Quando explosões de grandes proporções ocorrem nesta região específica, partículas solares são ejetadas para interagir com o campo magnético da Terra, criando as tempestades solares.

Este é termo genérico utilizado para descrever o que o Sol pode lançar sobre a Terra, que inclui raios X, partículas carregadas e plasma magnetizado. Ela normalmente começa com uma labareda solar, como uma gigantesca explosão que ocorre na superfície do Sol enviando energia e partículas em direção ao Espaço.

Explosões pequenas, de classe C, ocorrem todo o tempo, embora não sejam suficientes para afetar a Terra. Já as médias, de classe M, podem produzir pequenas rupturas e interferências em sistemas de rádio, enquanto as explosões de classe X, as maiores, podem liberar até um bilhão de bombas de hidrogênio em energia.

Os cientistas não podem prever com exatidão quando o Sol entrará em erupção, embora tenham conhecimento de que essas explosões estão relacionadas a perturbações no campo magnético da estrela, que oscila ao longo de um ciclo de cerca de 11 anos.

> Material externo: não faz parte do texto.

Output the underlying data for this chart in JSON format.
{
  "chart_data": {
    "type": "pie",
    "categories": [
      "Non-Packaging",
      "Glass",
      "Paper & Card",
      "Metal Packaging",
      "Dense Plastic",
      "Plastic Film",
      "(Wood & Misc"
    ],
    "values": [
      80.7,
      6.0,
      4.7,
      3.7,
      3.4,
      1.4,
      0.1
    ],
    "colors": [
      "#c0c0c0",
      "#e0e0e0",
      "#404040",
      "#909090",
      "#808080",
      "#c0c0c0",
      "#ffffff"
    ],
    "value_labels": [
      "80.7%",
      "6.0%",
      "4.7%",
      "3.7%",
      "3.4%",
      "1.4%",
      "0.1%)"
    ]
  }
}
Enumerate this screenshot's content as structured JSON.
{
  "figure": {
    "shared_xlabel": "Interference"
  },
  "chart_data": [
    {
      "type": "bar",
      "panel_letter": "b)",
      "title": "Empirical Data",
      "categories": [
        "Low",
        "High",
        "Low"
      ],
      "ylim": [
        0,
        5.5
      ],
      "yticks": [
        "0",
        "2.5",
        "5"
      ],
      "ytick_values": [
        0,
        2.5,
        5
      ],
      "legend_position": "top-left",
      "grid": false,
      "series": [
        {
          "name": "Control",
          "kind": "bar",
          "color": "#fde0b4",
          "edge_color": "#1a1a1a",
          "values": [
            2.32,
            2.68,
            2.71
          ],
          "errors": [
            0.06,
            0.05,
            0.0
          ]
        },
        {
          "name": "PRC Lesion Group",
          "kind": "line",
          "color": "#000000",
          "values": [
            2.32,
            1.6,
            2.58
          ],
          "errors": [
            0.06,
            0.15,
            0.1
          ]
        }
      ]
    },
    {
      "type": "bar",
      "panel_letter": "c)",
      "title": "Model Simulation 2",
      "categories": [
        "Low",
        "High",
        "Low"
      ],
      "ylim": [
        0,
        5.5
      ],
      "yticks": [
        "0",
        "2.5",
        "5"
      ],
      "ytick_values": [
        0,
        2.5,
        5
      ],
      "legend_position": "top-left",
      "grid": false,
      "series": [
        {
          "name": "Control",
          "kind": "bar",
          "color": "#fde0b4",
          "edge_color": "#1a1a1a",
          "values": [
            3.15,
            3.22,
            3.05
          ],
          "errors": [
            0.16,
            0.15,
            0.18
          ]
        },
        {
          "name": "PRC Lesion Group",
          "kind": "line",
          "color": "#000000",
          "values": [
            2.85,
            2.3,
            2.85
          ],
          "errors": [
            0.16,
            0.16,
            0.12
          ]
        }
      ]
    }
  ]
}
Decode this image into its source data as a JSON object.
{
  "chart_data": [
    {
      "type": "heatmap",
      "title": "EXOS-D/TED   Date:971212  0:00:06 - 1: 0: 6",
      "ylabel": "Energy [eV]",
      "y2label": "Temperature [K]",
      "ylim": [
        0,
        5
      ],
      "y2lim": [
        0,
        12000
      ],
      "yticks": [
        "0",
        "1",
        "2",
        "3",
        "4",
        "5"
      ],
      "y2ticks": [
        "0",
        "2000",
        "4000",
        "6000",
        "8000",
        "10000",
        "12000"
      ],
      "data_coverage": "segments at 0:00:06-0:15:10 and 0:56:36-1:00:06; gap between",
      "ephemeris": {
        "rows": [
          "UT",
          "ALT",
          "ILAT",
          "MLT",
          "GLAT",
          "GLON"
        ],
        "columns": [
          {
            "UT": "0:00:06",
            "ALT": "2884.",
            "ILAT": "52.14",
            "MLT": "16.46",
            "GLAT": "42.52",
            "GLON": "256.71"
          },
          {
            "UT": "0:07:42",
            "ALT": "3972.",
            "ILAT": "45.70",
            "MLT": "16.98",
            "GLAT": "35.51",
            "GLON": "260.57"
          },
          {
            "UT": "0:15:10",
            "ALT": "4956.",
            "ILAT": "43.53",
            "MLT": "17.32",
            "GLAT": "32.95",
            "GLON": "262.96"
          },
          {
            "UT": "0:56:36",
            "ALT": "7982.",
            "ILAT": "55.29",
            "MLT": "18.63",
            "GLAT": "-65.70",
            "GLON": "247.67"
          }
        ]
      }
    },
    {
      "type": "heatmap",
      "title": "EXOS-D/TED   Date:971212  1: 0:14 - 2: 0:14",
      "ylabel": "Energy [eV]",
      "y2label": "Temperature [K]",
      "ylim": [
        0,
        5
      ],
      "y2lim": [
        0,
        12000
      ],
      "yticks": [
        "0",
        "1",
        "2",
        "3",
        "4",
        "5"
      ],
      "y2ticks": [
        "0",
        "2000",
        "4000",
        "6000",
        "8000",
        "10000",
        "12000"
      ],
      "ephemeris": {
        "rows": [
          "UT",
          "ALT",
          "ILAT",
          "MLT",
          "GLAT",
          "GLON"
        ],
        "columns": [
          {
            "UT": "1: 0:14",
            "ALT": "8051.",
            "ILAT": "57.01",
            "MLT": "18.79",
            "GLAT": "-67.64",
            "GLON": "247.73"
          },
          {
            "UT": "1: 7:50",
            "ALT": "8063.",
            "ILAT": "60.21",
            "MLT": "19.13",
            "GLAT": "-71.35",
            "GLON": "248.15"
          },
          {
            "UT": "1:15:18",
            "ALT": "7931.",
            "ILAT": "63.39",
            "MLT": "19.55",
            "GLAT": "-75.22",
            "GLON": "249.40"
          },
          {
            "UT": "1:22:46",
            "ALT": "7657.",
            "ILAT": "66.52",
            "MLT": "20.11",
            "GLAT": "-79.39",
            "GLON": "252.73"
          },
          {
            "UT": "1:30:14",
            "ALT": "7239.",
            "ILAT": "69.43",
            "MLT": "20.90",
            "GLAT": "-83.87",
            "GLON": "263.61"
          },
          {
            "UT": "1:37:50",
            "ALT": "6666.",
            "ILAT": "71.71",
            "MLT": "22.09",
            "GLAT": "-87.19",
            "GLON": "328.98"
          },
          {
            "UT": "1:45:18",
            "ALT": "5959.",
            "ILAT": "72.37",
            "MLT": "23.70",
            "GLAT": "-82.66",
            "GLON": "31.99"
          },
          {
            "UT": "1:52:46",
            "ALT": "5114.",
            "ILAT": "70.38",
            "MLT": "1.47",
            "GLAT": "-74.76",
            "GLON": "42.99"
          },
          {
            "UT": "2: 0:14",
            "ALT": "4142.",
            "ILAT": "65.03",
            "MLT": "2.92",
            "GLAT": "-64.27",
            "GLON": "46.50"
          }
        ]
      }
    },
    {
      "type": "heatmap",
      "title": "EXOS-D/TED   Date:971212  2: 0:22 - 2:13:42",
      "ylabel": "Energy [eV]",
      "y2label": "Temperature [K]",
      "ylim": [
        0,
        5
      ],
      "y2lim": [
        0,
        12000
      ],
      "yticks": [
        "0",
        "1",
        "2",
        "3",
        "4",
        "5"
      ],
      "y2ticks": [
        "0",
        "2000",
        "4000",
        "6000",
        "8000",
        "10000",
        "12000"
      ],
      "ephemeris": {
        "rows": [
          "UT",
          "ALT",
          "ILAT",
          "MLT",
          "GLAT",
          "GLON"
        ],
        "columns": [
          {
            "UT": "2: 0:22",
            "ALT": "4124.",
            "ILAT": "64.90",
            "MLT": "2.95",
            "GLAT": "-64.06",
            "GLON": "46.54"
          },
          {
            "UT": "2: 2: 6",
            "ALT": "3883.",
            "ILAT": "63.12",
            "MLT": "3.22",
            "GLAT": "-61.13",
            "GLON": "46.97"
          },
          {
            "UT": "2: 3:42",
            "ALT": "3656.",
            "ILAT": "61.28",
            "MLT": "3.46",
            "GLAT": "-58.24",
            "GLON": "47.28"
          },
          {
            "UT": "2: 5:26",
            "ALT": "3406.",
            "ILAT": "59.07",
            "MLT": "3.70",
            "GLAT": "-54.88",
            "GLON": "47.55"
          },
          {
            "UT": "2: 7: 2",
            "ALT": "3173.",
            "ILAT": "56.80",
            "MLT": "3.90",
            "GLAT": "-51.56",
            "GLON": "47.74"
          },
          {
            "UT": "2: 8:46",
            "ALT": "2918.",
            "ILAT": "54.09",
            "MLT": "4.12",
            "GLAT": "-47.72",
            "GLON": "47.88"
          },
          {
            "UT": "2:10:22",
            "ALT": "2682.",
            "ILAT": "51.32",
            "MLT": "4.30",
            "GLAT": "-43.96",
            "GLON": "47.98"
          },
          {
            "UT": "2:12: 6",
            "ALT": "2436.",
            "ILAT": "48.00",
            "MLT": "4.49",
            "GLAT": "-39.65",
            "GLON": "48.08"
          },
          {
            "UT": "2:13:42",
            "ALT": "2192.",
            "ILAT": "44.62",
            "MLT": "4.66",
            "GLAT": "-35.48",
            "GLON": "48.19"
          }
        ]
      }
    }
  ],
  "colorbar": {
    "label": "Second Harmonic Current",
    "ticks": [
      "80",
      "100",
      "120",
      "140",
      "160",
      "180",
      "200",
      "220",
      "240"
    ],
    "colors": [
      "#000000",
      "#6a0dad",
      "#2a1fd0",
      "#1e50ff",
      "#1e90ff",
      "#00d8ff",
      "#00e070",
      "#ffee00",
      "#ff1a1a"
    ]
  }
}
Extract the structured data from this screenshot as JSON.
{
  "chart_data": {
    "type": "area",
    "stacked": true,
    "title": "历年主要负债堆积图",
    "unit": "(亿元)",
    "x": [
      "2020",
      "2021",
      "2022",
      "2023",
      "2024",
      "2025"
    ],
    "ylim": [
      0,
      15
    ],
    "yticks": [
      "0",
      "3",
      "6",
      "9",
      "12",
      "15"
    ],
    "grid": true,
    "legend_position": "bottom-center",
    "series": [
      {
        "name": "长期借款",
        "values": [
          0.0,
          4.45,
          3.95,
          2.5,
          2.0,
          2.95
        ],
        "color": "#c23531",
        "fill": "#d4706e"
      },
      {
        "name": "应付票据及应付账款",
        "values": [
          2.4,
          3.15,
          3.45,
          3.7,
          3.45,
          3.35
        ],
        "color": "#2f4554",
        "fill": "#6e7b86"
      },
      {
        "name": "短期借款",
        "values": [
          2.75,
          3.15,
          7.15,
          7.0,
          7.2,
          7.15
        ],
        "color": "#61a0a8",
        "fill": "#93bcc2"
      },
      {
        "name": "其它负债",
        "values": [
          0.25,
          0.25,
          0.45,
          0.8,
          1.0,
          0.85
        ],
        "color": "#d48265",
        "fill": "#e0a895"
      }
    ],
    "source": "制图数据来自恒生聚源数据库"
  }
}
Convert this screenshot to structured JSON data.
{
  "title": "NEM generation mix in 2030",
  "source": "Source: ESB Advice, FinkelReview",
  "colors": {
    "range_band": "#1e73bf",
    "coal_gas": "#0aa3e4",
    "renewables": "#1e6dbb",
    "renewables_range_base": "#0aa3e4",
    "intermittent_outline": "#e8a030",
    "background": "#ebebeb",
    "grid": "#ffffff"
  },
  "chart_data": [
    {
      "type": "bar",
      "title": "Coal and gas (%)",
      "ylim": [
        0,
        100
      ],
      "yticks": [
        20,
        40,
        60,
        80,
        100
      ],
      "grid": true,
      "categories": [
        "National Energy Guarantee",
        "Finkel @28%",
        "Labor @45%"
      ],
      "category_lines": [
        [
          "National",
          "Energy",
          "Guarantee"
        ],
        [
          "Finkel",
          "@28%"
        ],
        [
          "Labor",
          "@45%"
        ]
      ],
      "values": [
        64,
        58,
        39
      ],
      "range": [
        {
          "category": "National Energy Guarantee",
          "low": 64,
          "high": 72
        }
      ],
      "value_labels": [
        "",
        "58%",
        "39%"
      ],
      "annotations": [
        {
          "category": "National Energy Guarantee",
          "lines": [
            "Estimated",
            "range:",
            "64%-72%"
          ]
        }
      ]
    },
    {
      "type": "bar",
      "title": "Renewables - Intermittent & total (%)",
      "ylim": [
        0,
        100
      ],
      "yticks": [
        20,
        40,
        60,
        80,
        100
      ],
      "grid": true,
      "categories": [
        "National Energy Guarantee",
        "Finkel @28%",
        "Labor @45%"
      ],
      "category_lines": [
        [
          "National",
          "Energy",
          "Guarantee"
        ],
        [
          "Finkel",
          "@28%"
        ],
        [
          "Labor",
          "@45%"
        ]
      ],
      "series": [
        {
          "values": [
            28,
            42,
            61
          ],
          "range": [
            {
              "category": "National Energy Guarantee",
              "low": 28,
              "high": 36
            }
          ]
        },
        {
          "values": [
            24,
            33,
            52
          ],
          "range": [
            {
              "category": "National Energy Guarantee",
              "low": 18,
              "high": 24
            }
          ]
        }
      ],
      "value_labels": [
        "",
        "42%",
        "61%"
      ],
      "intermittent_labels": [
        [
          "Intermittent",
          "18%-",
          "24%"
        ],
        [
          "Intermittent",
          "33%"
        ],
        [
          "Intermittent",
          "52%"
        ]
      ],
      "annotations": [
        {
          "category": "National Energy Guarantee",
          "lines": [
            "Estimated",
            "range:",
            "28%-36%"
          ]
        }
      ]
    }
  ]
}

As explosões M e C, que enviam raios X e luz ultravioleta em direção à Terra, são poderosas o suficiente para rasgar os elétrons dos átomos, conforme estes atingem a parte superior de nossa atmosfera (ionosfera). Basicamente, o céu é eletrocutado por um enorme pulso eletromagnético.

Efeitos na Terra

Estas tempestades solares afetam sinais de rádio entre a Terra e seus satélites, bem como aparelhos GPS e comunicadores que dependem de frequência de rádio, que podem ter sua comunicação bloqueada dependendo do quão carregada ficar a atmosfera. Isso, por exemplo, poderia danificar a comunicação de aviões no momento estiverem voando sobre os polos do planeta. Tal dificuldade duraria entre dez minutos a algumas horas.

Pouco tempo depois de uma explosão solar, uma corrente de partículas carregadas de elétrons e prótons é enviada a Terra, bombardeando a magnetosfera, uma importante proteção criada por nosso campo magnético. 

Quando atinge satélites em órbita, ela danifica esses aparelhos eletrônicos. Além disso, as partículas energizadas também são um risco para a saúde dos astronautas – o que também se tornará um problema caso venhamos colonizar o Espaço.

Em 1859, um dos maiores ventos solares já registrados atingiu o campo magnético de nosso planeta, causando o colapso de serviços telegráficos. Atualmente dependemos muito mais da energia elétrica, então se esta tempestade desse porte ocorresse, os estragos poderiam ser maiores.

Até o momento, nenhuma tempestade solar afetou uma missão espacial tripulada. No entanto, em 1972, a NASA registrou ventos solares que poderiam matar qualquer ser humano desprotegido que estivesse sobrevoando o campo magnético da Terra entre as missões Apollo 16 e 17.

Contudo, e embora os cientistas não possam prever com precisão quando um vento solar significativo irá ocorrer, a NASA está sempre atenta às atividades do Sol. Ela o faz por meio de uma frota de naves heliofísicas que monitoram constantemente o ambiente entre a estrela e a Terra.